Fin 2016, vous avez commis un magnifique livre paru aux éditions Assouline « Venetian Chic » qui est une promenade magique dans la Cité des Doges. On vous accompagne dans la visite d’ateliers d’artistes. En musardant, on découvre d’incroyables palais vénitiens, d’élégants restaurants. On fait son marché avec vous dans des échoppes où perdurent encore un merveilleux artisanat local…  

C’est justement le but de mon livre : une promenade dans ma Venise…

Votre livre « Venetian Chic » a été préfacé par le célèbre acteur britannique Jeremy Irons. Est-il tombé amoureux, lui aussi, de Venise ?  

Jeremy Irons en plus d’être un acteur fameux dans le monde est aussi un ami de longue date et il a accepté sans difficultés de rédiger cette préface, une valeur inestimable pour mon premier livre.
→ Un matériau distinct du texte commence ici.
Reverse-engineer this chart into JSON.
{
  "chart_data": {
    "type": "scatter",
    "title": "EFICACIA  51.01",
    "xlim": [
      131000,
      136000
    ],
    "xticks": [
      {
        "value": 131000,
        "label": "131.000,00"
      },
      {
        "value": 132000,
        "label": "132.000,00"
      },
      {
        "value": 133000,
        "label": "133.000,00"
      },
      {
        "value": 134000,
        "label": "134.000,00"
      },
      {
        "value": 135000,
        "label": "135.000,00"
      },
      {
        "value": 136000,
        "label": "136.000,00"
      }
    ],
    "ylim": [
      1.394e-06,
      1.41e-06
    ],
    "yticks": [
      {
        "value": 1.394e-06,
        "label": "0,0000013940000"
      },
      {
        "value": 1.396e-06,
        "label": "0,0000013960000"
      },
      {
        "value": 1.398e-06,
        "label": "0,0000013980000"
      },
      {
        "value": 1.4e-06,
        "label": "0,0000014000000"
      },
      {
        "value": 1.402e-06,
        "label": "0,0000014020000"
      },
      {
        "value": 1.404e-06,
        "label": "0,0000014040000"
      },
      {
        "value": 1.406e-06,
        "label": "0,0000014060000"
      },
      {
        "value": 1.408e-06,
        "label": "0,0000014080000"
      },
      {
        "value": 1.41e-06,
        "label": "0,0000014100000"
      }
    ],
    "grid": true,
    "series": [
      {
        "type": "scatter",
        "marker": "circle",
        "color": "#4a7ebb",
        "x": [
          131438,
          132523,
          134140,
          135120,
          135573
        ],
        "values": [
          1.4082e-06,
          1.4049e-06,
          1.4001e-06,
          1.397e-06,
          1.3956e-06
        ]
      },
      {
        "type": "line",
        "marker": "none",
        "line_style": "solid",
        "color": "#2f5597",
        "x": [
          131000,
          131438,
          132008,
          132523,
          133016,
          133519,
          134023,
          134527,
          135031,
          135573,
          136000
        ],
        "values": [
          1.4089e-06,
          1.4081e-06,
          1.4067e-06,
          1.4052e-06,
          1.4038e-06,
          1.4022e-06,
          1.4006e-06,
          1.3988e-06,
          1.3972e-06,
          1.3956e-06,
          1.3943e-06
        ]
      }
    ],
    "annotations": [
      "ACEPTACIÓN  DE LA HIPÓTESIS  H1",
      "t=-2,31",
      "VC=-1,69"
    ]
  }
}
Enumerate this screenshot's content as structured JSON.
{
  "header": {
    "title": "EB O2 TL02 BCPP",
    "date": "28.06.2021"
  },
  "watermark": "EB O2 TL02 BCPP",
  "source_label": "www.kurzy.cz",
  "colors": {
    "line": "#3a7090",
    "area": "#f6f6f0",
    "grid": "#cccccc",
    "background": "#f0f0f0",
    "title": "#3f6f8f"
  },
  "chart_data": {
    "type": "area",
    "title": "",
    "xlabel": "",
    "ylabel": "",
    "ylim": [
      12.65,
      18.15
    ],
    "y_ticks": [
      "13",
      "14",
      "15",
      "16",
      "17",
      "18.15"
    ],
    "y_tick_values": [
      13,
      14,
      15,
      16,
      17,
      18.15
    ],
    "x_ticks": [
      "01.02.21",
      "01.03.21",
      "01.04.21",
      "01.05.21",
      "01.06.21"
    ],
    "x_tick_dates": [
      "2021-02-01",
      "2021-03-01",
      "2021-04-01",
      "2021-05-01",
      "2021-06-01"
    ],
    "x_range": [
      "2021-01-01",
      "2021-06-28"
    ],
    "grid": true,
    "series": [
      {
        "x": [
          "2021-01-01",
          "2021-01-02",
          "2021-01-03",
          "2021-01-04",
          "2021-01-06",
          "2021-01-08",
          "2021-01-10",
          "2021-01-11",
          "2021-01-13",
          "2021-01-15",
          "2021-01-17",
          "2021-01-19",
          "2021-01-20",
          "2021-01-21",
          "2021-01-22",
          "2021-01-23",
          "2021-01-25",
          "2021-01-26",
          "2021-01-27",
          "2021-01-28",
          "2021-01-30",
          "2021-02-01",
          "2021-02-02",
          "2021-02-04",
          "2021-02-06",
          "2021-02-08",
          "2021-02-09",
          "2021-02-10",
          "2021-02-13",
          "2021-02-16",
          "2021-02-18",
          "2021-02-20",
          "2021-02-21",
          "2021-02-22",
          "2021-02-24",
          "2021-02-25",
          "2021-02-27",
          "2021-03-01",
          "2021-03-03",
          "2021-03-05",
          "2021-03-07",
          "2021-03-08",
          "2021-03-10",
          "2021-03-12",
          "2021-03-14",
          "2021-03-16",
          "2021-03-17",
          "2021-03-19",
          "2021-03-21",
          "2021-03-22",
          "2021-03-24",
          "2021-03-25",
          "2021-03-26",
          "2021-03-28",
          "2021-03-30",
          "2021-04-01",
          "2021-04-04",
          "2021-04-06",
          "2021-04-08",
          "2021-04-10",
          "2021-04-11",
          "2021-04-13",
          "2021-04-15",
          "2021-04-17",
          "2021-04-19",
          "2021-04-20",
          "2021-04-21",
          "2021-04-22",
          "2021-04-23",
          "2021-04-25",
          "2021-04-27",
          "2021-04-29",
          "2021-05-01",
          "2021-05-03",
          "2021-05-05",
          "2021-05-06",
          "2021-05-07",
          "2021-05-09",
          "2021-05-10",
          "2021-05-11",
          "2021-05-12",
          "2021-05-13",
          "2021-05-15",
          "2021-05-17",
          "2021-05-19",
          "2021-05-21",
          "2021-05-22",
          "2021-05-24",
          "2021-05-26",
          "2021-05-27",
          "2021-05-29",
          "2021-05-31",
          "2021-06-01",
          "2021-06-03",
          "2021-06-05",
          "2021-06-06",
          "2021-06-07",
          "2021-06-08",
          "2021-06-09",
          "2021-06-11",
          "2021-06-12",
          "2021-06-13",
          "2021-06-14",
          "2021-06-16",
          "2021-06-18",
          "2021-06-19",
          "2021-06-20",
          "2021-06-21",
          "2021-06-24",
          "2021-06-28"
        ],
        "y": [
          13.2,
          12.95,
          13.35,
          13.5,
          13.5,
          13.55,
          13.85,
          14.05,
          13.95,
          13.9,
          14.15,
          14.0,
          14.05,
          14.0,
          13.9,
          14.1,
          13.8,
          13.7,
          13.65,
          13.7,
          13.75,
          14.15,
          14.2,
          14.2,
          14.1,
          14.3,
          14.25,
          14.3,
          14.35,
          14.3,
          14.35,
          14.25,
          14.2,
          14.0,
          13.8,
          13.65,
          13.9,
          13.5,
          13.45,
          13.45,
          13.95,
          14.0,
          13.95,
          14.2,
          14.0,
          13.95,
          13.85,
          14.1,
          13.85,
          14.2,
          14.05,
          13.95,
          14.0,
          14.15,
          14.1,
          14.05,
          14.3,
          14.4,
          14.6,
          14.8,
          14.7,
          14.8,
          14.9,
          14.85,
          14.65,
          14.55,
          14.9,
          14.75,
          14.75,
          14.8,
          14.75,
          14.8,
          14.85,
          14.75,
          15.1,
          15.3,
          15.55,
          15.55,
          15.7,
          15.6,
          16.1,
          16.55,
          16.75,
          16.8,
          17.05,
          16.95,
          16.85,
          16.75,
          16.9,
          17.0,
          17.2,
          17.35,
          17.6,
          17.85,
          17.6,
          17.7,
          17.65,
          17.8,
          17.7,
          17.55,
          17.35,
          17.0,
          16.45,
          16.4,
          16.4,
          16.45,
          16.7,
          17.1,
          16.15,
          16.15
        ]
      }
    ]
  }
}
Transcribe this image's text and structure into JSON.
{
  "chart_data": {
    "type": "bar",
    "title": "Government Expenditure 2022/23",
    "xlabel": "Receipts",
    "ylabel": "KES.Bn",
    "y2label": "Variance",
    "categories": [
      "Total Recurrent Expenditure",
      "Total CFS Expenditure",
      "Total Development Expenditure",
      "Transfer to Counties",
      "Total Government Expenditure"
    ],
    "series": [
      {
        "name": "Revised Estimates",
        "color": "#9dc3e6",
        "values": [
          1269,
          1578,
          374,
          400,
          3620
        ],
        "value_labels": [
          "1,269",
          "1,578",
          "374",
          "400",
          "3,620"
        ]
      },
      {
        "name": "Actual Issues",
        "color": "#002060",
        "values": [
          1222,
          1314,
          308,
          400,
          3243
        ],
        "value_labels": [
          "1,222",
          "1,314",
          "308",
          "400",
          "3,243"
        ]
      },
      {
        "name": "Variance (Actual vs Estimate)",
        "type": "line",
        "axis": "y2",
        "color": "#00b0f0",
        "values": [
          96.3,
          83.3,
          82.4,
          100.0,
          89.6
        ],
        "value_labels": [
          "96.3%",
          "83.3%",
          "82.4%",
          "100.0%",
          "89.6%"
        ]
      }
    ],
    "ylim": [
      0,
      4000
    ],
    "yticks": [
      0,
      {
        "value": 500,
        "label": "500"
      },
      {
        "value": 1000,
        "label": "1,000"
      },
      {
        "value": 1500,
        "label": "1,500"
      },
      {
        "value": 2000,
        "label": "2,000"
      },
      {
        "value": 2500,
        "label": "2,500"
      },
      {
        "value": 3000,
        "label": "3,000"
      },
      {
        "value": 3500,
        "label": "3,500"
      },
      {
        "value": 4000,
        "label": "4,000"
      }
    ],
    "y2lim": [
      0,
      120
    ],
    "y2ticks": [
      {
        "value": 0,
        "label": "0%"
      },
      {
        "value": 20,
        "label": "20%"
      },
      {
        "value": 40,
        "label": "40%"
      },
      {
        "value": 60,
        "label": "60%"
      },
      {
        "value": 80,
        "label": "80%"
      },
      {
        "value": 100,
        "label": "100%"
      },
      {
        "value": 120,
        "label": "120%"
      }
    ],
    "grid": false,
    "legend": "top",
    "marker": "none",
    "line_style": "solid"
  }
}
Francesca Bortolotto Possati et Jeremy Irons

En un mot, Francesca Bortolotto Possati, l’art de vivre vénitien se résume-t-il par l’élégance et le raffinement ?

La spontanéité, l’amitié, la  joie et la générosité d’âme.

A l’origine, le Carnaval de Venise c’était un tourbillon de fêtes, de soupers délicieux, de fêtes galantes secrètes sur fond d’alcôves et de palais vénitiens. Il était réservé à un monde privilégié, protégé, aristocratique. Toute la Bonne société se recevait entre elle. Le Carnaval actuel (qui se déroulera cette année du 27 janvier 2018 au 13 février 2018) est-il plus anonyme, trop commercial ? 

Malheureusement, le carnaval est devenu trop commercial. Dommage ! Mais c’était à prévoir ! Il faudra retrouver l’enthousiasme pour le relancer sans trop d’éclat.

Ile de Burano

Le verre de Murano et ses fameux verriers remportent-ils toujours autant de succès auprès des touristes ?

En effet, les verriers, pardon les maîtres verriers, ainsi rassemblés se surpassèrent les uns les autres, acquirent peu à peu une technicité et une créativité telles dans le domaine du verre, que leurs productions devinrent célèbres, pas seulement dans les palais vénitiens ou les églises, mais à travers l’Europe et l’Orient. Ils innovèrent sans relâche au fil des siècles. Et au fil des siècles, ils furent sans cesse copiés. Mais, ils surent toujours inventer et donc être toujours en avance sur leurs concurrents extérieurs. Il y avait aussi d’ailleurs une grande concurrence entre les verriers eux-mêmes. Moi-même, je suis une collectionneuse irrépressible. Le verre sous toutes ses formes me séduit à la folie ! L’île des verriers compta jusqu’à 300 verreries, du temps où les maîtres verriers surent protéger (tant bien que mal) leurs secrets de fabrication. Des entreprises de verrerie sont restées célèbres, comme celle de Toso, Barovier, Seguso, Venini, etc. Mais, les fabriques connaissent de nos jours une crise difficile, pour deux raisons essentiellement : le coût de la main-d’oeuvre spécialisée et le déséquilibre dû à la concurrence industrielle étrangère, face à leur production artisanale, la plupart du temps manuelle.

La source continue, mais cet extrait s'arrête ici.